Aussi aveugle qu'il soit, le terrorisme a toujours un sens politique. La voiture piégée et le kamikaze à motocyclette lancés hier matin contre l’ambassade d’Iran à Beyrouth avaient ainsi pour premier objectif de faire payer à Téhéran son soutien au régime syrien.

Sans l’appui de l’Iran, sans ses conseillers militaires, ses livraisons d’armes et son aide financière, Bachar al-Assad n’aurait pas pu tenir comme il le fait depuis vingt-huit mois. La Russie et sa diplomatie soutiennent ce régime sur la scène internationale. L’Iran, lui, le fait sur le terrain où il s’est directement engagé dans les combats en mobilisant les hommes du Hezbollah libanais, la puissante force politico-militaire chiite qui est son instrument tant au Liban qu’en Syrie et sur la frontière nord d’Israël.

C’est principalement à l’Iran et au Hezbollah que l’insurrection syrienne se heurte aujourd’hui, alors qu’elle plie, recule et perd pied sur plusieurs fronts face à la contre-offensive que Bachar al-Assad a lancée afin d’arriver en position de force aux négociations qui pourraient s’ouvrir le mois prochain à Genève. Viser l’ambassade d’Iran à Beyrouth, c’était donc viser à la fois l’Iran et le Hezbollah et leur rendre coup pour coup.
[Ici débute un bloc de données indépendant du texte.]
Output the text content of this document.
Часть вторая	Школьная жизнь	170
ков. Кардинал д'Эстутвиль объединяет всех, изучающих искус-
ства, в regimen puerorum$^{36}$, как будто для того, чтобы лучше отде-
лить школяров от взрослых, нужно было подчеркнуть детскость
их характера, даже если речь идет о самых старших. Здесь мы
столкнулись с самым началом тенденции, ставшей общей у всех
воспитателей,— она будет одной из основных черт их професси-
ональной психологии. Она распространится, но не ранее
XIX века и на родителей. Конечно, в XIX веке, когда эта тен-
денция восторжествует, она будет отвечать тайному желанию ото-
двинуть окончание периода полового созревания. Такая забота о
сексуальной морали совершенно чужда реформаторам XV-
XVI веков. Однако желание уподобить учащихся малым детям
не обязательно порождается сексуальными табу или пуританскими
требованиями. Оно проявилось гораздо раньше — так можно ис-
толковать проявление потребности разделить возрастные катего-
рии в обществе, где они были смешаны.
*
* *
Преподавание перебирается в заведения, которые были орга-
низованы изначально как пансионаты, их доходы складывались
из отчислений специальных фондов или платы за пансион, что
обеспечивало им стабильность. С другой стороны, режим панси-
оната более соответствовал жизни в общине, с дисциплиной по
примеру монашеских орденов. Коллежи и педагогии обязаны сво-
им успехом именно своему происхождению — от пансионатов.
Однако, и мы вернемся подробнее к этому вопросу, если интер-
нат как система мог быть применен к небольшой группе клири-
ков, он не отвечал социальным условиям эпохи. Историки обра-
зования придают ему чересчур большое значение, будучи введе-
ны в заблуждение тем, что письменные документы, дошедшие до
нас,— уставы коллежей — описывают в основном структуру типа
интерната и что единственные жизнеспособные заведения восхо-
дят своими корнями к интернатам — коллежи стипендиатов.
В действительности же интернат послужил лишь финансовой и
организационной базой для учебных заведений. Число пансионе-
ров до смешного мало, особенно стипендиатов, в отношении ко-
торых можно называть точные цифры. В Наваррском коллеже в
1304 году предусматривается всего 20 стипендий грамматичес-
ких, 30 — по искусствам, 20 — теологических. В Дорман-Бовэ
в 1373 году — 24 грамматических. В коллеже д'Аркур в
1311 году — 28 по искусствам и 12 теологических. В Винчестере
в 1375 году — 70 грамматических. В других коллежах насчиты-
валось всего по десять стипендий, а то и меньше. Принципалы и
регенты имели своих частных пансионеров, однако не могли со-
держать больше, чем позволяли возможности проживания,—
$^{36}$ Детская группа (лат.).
Revendiqué par un groupe proche d’al-Qaïda, cet attentat aura été un moment du conflit syrien mais il vient rappeler surtout où se situe désormais la principale ligne de fracture au Proche-Orient. Ce n’est plus le conflit israélo-palestinien qui déchire cette région. Ce n’est plus l’éclatement syrien en lui-même mais la tension croissante entre sunnisme et chiisme, les deux principales religions de l’islam. L’Iran, le Hezbollah et la majorité de la population irakienne sont chiites. Les alaouites, la minorité syrienne à laquelle appartient le clan Assad, constituent une branche du chiisme. L’Iran, le Hezbollah, le gouvernement irakien et les alaouites syriens forment un seul et même camp et, face à eux, il y a la majorité sunnite du monde arabe dont l’Arabie saoudite se veut chef de file.

Entre ces deux camps où se mêlent, de chaque côté, l’antagonisme religieux et les intérêts d’Etat, la compétition est devenue féroce depuis que les mollahs iraniens ont succédé au Chah et voulu projeter leur influence au-delà de leurs frontières. C’est pour cela que l’Arabie saoudite soutient les insurgés syriens qui sont essentiellement sunnites et toute la région est maintenant grosse d’une guerre de religions pour deux raisons.

La première est la Syrie que l’Iran ne veut pas perdre alors que les Saoudiens voudraient la lui ravir. L’autre, la principale, est que l’Iran est peut-être sur la voie d’une réconciliation avec les Etats-Unis et cela se joue aujourd’hui, à trouver un compromis avec les grandes puissances sur la question nucléaire.

Or un Iran réintégré dans le jeu international et libéré des sanctions économiques qui le frappent deviendrait vite la principale force du Proche-Orient tant ses richesses naturelles sont grandes et tant le niveau culturel y est élevé. Parce qu’il pourrait bientôt se rapprocher des Etats-Unis, l’Iran chiite est le cauchemar d’un monde arabe en crise et des monarchies pétrolières au premier chef.